In 1995 Alan Hefflefinger remembers standing in the record shop, Second Hand Tunes, and saying to his girlfriend, “I’d love to own a store like this one day.” Almost ten years later, Al purchased that very same shop, renamed it Oak Park records, and has been his own boss ever since.


Al’s musical prowess does not go unnoticed by anyone that visits or shops at his store, and so I’m curious to know, where do these roots lie? Al can recall waking up, as a child no more than six years of age, and heading straight for his stereo. He’d put on his headphones (he motions with this hands to indicate those ancient, gigantic kind that some of us still remember well), he’d play his favorite tunes while singing along, and then, like clockwork, his mother would come in to his room to gently shush him.


He makes the universal sign for “shhh” as he recounts this memory: he places an index finger to his pursed lips, but the look of his mother that he attempts to replicate is one of slight amusement, not necessarily annoyance. His wise mother knew not to stifle the passions of this musical wunderkind. Just one visit will yield the same deduction: Al’s encyclopedic knowledge of music is staggering. Just for fun, you might pay him a visit and pull a little Alex Trebek on him.


In junior high, his trusty walkman never left his side (for those too young to remember, it’s kind of like an iPod, only a lot bigger, and it doesn’t hold more than ten songs at a time).  In high school and college, he always “had a lot of music around. Everyone knew I was the one with the music.” Al studied Communications at Concordia University in River Forest and eventually went on to work at a radio station. When changes at the radio station left him unemployed, it seemed organic to go into music retail. He had been working in Oak Park at Second Hand Tunes when he received an email about the store closing. “It took less than ten seconds [to make the decision] to buy the store.”


Al’s parents have been supportive; his family can’t imagine him doing anything else, and his wife (the same woman who stood by his side when he had his light bulb moment ten years ago) continues to encourage his endeavor to provide great music and the best possible service. Al works long hours, and is completely committed to his business. He wants everyone that comes into his establishment to feel welcome.


And he wants his customers to know he welcomes diversity in musical tastes. He insist no one should feel inhibited when it comes to buying their favorite artist’s album: “Do you like it? Does it make you shake? Then who cares what others think!” So, umm, does this mean he won’t laugh at me if I ask for that Boy George album I’ve been wanting? I wasn’t shy about buying Johnny Cash, Marvin Gaye, or Tom Petty, but now I feel musically emancipated.

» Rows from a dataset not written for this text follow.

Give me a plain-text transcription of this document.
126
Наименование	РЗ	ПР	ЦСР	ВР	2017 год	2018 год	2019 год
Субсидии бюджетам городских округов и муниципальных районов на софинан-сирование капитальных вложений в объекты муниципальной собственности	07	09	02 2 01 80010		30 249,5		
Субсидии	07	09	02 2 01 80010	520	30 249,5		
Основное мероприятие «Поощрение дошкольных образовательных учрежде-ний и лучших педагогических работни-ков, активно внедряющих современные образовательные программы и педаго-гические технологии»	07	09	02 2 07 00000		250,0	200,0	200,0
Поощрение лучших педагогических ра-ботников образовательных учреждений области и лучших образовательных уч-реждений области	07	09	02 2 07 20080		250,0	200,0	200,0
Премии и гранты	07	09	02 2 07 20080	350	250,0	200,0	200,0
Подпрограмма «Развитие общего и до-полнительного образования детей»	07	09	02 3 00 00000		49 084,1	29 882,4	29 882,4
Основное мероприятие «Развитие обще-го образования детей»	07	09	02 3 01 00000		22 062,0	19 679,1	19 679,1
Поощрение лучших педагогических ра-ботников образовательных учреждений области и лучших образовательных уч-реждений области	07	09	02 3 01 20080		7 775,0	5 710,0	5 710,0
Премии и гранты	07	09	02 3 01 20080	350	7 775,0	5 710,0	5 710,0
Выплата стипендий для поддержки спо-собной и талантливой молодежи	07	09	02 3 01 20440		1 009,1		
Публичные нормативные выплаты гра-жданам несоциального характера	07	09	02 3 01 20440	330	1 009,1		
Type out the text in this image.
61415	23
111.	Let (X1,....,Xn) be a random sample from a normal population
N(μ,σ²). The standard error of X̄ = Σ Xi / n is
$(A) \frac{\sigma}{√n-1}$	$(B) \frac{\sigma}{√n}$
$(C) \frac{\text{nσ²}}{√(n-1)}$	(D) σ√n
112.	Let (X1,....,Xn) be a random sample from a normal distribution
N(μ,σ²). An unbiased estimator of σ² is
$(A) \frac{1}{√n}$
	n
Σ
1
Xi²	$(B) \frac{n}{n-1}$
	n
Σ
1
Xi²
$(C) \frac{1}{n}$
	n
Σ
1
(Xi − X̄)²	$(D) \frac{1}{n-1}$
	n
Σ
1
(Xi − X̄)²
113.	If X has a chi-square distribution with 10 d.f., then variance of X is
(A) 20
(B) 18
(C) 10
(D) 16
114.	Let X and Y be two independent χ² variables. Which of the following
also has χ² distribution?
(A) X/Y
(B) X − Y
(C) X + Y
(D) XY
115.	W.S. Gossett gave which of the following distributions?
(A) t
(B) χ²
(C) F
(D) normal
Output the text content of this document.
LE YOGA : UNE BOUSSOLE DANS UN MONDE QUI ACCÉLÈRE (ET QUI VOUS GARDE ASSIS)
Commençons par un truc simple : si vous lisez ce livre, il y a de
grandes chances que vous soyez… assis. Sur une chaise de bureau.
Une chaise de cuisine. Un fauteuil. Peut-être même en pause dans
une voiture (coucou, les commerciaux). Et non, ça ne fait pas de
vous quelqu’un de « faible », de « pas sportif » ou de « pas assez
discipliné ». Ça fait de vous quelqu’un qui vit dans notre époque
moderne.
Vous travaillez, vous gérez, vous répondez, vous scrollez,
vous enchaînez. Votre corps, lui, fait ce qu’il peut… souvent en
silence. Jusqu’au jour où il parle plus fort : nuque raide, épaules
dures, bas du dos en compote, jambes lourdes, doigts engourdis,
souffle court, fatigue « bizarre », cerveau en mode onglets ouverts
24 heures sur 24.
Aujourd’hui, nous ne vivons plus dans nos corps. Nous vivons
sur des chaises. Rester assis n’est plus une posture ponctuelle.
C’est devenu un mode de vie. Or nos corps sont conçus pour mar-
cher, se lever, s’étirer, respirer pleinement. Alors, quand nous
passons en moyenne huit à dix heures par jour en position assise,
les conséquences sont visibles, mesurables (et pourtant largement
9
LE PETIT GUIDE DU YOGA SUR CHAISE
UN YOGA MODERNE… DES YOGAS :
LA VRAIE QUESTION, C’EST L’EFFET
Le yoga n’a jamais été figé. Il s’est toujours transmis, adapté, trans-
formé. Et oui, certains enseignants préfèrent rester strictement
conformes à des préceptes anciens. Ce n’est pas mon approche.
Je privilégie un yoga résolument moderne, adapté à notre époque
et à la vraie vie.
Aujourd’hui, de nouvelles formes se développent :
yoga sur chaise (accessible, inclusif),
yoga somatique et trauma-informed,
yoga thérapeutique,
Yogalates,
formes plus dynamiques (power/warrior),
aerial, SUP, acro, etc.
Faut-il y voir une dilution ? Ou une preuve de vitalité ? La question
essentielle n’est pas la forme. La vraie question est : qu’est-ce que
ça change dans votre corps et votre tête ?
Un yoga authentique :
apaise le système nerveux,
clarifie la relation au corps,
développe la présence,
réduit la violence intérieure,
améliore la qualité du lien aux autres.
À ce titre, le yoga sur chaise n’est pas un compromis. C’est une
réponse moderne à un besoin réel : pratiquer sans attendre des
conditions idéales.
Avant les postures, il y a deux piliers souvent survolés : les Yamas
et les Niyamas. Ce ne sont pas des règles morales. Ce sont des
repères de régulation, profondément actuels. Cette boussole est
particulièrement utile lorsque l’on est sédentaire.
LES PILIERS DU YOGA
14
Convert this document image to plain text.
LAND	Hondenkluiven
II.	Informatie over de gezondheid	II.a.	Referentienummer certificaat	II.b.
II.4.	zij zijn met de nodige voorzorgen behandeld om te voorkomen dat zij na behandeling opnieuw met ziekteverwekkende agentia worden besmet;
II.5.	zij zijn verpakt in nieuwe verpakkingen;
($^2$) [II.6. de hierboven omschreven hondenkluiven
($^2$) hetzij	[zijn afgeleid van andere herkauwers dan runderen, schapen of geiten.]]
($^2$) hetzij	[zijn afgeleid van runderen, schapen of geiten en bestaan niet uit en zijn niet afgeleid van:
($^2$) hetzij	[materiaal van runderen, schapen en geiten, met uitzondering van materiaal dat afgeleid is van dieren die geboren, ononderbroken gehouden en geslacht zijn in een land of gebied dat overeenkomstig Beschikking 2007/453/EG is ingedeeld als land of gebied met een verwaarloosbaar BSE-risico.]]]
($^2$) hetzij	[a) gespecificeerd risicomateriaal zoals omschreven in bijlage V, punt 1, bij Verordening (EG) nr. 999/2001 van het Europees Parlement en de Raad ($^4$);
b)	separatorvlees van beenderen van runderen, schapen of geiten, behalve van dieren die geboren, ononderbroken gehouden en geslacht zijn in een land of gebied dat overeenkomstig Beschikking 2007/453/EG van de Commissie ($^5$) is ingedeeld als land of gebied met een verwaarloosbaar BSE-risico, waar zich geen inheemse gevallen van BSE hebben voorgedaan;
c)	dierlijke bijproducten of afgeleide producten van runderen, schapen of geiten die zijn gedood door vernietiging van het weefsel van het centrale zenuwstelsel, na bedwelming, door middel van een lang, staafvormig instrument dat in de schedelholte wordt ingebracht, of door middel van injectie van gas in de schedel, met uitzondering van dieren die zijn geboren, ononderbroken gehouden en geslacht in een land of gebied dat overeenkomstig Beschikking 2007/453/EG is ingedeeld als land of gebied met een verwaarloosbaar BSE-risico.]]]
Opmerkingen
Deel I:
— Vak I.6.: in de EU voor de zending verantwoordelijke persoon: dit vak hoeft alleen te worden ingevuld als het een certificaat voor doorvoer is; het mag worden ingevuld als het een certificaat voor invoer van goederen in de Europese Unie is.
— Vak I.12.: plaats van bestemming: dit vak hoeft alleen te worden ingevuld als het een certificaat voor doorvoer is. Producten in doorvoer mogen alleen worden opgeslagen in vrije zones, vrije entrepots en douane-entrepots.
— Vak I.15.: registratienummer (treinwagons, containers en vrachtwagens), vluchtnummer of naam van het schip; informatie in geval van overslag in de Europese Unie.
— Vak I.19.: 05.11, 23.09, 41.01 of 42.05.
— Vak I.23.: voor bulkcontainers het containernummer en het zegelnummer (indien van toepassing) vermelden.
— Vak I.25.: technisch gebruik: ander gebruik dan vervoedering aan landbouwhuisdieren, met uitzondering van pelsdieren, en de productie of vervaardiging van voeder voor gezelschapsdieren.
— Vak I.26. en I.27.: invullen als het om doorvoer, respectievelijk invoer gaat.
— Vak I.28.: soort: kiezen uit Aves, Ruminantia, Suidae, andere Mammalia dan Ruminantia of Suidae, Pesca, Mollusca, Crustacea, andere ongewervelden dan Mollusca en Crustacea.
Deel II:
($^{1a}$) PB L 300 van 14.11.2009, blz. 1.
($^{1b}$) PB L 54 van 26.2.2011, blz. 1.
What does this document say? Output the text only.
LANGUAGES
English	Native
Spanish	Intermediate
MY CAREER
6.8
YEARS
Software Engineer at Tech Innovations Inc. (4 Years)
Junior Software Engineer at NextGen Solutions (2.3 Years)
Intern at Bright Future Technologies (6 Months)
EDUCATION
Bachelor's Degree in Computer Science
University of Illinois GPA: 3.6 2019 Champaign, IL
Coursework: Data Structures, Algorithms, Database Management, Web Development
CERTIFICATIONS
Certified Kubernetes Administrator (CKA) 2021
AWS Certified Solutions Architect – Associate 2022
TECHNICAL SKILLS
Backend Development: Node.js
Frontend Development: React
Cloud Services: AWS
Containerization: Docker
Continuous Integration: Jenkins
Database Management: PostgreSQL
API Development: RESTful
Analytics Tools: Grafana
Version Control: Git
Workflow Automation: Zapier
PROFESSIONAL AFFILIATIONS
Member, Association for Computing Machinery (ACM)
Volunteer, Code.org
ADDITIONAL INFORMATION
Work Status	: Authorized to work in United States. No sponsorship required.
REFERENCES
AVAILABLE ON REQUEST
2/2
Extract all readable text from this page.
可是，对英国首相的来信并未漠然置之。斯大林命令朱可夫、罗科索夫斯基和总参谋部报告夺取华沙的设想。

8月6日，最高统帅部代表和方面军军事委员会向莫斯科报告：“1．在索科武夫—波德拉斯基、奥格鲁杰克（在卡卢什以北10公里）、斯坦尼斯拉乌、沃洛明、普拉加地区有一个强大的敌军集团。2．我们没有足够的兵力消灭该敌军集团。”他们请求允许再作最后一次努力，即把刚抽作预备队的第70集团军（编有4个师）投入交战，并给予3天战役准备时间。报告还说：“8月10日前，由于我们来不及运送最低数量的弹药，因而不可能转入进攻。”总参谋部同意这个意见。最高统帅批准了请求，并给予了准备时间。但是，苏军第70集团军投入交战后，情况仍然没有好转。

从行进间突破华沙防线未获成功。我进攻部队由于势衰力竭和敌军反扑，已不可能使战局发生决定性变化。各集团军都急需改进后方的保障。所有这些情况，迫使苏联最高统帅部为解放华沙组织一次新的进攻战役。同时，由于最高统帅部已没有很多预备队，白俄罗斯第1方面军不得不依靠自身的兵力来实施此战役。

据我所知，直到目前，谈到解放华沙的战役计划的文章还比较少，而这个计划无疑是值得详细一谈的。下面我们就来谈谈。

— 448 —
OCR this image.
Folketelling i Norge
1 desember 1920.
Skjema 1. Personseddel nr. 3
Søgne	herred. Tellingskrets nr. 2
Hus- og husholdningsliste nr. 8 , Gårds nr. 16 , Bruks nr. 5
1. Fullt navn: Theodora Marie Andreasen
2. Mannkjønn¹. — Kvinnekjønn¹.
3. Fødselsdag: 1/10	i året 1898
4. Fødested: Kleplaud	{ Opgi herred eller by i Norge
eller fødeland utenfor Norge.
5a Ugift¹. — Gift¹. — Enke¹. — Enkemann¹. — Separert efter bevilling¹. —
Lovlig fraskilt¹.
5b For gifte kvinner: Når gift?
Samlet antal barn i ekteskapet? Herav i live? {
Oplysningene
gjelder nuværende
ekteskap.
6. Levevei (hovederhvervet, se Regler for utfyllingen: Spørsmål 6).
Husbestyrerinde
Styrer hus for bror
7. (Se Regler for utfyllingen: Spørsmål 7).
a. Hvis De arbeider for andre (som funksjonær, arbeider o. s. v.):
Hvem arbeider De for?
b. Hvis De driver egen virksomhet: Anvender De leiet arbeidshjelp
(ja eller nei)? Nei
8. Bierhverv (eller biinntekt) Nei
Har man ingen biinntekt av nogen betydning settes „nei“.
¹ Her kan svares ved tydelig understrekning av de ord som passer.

Al now has two children, Kate and Ella, who most customers have come to know over the years. Their presence is most noticeable when I ask questions about random albums and the price of DVDs: the girls interject, “This one is my favorite!” I catch a glimpse of pink and the word “Princess” as they dance away with their own critic’s choice in hand. It really is a mom and pop shop, rather than an Indy music store; you’ll find no musical elitism here: just a friendly family atmosphere. While chatting with Al, I get the distinct feeling that this store is an extension of him. So it comes as no surprise when he offers the following: “In the end, it all comes back and reflects on [me]. No matter what, [I’m] sure I’m doing something that I absolutely love.” And it shows.